What Works: 2018 has seen the release of several movies that dramatize the politics of the Black Lives Matter movement including Blindspotting, Sorry to Bother You, and (to a lesser extent) BlacKkKlansman. The Hate U Give is another of these films and it takes on issues of identity and civil rights very directly. The story unfolds from the point of view of Starr, an African American teenager played by Amandla Stenberg. A large part of the movie is about the complexity of Starr’s identity and that’s where the film excels. Starr is split between allegiance to her immediate community and the friends she’s made at school. The film deals with that complexity very well, examining identity in several facets, including the compromises Starr makes to appease her white peers and the tension those compromises create in other parts of her life. That tension boils over when Starr is witness to the shooting of an unarmed African American teenager by a white police officer. She knows that speaking out will shatter the delicate balance between her home and school identities and the movie draws out that tension in a way that is dramatic but also thoughtful. Actress Amandla Stenberg is terrific in the role of Starr. She feels authentically like a teenager. The film doesn’t box her in and allows Starr to want social justice but also to go to prom. The tension in Starr’s identity is evident underneath Stenberg’s performance and she puts a human face on the film’s politics.

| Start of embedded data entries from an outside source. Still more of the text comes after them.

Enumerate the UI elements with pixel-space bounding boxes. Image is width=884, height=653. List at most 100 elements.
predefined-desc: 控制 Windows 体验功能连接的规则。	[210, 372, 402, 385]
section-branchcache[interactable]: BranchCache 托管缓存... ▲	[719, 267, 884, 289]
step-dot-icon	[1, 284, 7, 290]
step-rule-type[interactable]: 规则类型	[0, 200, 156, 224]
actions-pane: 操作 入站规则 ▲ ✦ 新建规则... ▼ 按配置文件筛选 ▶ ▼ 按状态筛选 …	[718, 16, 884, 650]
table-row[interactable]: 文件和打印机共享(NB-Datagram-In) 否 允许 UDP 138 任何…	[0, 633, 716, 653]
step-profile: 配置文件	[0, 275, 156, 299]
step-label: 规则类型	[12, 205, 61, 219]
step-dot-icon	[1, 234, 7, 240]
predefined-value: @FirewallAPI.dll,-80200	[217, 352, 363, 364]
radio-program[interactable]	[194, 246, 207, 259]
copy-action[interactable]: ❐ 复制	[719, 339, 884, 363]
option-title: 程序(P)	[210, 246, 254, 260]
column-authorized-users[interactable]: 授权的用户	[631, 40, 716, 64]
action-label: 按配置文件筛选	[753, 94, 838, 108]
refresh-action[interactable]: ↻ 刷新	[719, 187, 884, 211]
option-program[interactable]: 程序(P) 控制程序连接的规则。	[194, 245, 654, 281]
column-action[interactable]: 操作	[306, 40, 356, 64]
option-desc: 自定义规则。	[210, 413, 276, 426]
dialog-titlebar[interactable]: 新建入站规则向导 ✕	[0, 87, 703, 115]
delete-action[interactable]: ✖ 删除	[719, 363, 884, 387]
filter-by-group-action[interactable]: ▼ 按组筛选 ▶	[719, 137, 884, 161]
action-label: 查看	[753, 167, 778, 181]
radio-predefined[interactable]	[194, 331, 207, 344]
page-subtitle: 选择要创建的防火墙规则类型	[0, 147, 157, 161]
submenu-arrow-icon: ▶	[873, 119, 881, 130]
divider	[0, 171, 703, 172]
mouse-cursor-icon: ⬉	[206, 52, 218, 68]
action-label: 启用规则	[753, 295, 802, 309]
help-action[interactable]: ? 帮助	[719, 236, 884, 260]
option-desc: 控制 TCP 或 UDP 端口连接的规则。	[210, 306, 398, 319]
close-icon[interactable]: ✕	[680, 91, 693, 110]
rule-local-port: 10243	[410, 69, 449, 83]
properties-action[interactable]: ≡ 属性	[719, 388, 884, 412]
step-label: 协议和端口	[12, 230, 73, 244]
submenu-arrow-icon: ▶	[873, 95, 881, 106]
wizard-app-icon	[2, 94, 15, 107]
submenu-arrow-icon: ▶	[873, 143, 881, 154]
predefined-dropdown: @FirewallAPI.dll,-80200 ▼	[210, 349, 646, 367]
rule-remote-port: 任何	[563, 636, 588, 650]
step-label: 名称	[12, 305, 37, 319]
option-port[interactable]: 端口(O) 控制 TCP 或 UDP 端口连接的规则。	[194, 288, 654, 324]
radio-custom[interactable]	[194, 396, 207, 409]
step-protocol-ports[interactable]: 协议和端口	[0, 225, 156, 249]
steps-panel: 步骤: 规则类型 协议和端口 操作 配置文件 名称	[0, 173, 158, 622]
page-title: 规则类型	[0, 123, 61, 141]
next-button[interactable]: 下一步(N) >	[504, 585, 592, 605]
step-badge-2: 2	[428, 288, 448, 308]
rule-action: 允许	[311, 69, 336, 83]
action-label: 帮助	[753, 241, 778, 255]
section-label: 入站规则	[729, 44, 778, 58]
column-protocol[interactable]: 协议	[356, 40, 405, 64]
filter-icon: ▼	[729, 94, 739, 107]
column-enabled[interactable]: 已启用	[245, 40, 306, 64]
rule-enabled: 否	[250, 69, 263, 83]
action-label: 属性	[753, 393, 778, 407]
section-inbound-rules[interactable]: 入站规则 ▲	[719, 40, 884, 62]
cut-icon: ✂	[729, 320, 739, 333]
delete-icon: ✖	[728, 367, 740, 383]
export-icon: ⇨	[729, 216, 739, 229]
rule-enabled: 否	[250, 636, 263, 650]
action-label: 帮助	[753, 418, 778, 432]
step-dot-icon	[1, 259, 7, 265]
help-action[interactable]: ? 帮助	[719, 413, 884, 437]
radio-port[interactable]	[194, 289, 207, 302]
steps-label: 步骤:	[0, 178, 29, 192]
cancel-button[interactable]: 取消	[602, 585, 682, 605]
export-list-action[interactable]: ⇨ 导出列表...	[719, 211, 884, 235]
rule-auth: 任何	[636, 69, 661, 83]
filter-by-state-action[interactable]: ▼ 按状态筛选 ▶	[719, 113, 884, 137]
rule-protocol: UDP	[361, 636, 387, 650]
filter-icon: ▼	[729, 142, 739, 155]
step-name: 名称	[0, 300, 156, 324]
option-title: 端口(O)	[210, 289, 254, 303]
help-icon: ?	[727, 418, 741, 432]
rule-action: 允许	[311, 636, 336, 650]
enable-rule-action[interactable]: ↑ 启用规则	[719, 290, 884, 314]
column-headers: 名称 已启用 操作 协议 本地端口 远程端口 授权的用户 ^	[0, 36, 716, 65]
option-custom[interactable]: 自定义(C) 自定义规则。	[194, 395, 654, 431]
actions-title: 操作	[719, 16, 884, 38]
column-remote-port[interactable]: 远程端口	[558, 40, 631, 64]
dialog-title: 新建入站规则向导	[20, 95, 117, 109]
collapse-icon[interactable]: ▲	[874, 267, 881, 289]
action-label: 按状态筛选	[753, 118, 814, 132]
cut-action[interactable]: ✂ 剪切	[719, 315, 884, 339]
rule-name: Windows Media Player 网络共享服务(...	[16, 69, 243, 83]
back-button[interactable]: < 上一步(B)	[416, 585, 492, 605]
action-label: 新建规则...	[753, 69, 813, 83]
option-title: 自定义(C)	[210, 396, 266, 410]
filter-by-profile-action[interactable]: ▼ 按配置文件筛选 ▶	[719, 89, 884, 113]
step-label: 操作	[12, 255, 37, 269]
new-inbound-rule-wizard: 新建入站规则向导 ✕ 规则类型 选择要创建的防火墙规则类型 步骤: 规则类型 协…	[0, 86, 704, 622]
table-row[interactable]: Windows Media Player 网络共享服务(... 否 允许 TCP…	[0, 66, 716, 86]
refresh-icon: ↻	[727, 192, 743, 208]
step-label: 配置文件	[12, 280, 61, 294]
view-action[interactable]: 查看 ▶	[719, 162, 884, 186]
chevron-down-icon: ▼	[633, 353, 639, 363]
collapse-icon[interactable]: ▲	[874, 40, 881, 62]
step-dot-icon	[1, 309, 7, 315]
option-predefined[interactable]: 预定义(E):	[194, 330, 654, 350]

As a political film, The Hate U Give has a few impressive choices. One is to repurpose familiar images. The protest scenes are staged and shot to resemble news footage from the 2014 Ferguson protests. The film also takes a sharp dig at disingenuous clicktivism. The Hate U Give is in touch with this political moment and has something intelligent to say about it.
What Doesn’t: The Hate U Give is a movie with a political agenda on its sleeve. That in itself is not a problem—art ought to have something to say—but the movie is very didactic and increasingly so as it goes along. At times the filmmakers lecture the audience as opposed to dramatizing the conflicts and allowing the political point to emerge organically. This is most evident in the voiceover. That feature of the movie is quite effective at first, embedding us in Starr’s point of view and speeding us through the exposition, but by the end the voiceover is overused and over explains everything. As a political film, and especially as a Black Lives Matter movie, The Hate U Give will only speak to viewers already disposed to receive its message. The movie also strangely undermines itself in the ending. This story is intended to stir the viewer’s discontentment by exposing institutional racism and police violence. It does that but, after a series of false endings, The Hate U Give concludes on a finale that wraps everything up too neatly. The ending gives the impression that injustice has been solved and that undermines the urgency of the film’s political message.
Bottom Line: The Hate U Give combines righteous indignation with a considered take on current events. The movie occasionally stumbles over its own message, sacrificing drama for politics, but the central performance by Amandla Stenberg holds it together.